Ductility and Seismic Suitability of Locally Sourced High Yield Rebars in Benin City

Abstract

Ductility is the ability of a system to sustain large deformations beyond its yield point without breaking or failing. Eurocode 8 makes allowance for receipt of seismic forces using the damping capacity of ductile members. This allows for the absorption of energy and helps increase the amount of energy absorbed by ductile structures before failure. This paper investigates the maximum ductility locally sourced steel rebars in Benin City structure can sustain without damage by establishing parameters that influence ductility. Tensile tests were conducted for rebar sizes of 10 mm, 12 mm, and 16 mm diameters, which were sourced from three different vendors within Benin City, Nigeria. The strain-hardening ratio Stu/Sty, i.e. the ratio of tensile strength Stu to yield strength Sty, and the elongation at maximum tensile force Agt were investigated in order to determine plastic deformation capacity and the degree of ductility of these rebars. A numerical model – the modified Ramberg- Osgood and Rasmussen equations – was modified in order to predict the experimentally obtained ductility parameters of these locally sourced rebars. The model collaborates well with experiments and could be used to establish ductility parameters of local rebars.
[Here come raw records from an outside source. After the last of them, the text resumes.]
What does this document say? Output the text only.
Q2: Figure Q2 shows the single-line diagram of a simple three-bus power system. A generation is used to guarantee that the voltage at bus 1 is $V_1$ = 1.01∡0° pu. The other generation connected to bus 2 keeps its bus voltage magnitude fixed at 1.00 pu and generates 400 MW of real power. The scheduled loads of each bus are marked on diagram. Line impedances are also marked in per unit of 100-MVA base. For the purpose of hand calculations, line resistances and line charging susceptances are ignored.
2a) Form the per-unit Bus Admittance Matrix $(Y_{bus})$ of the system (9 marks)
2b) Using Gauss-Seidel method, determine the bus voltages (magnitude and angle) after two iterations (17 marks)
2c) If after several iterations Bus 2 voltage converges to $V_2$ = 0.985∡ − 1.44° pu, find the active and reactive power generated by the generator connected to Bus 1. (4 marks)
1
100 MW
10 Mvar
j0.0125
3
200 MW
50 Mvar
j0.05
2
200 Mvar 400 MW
Also, ductility test results showed that strain hardening ratios and elongation were relatively low (Recommended strain hardening ratio of rebar for seismic design is 1.15) and this could result in reinforced concrete structures made with these rebar exhibiting moderate ductility, i.e. a moderate plastic deformation capacity which might not have sufficient energy absorbing capacity in events of large earthquakes.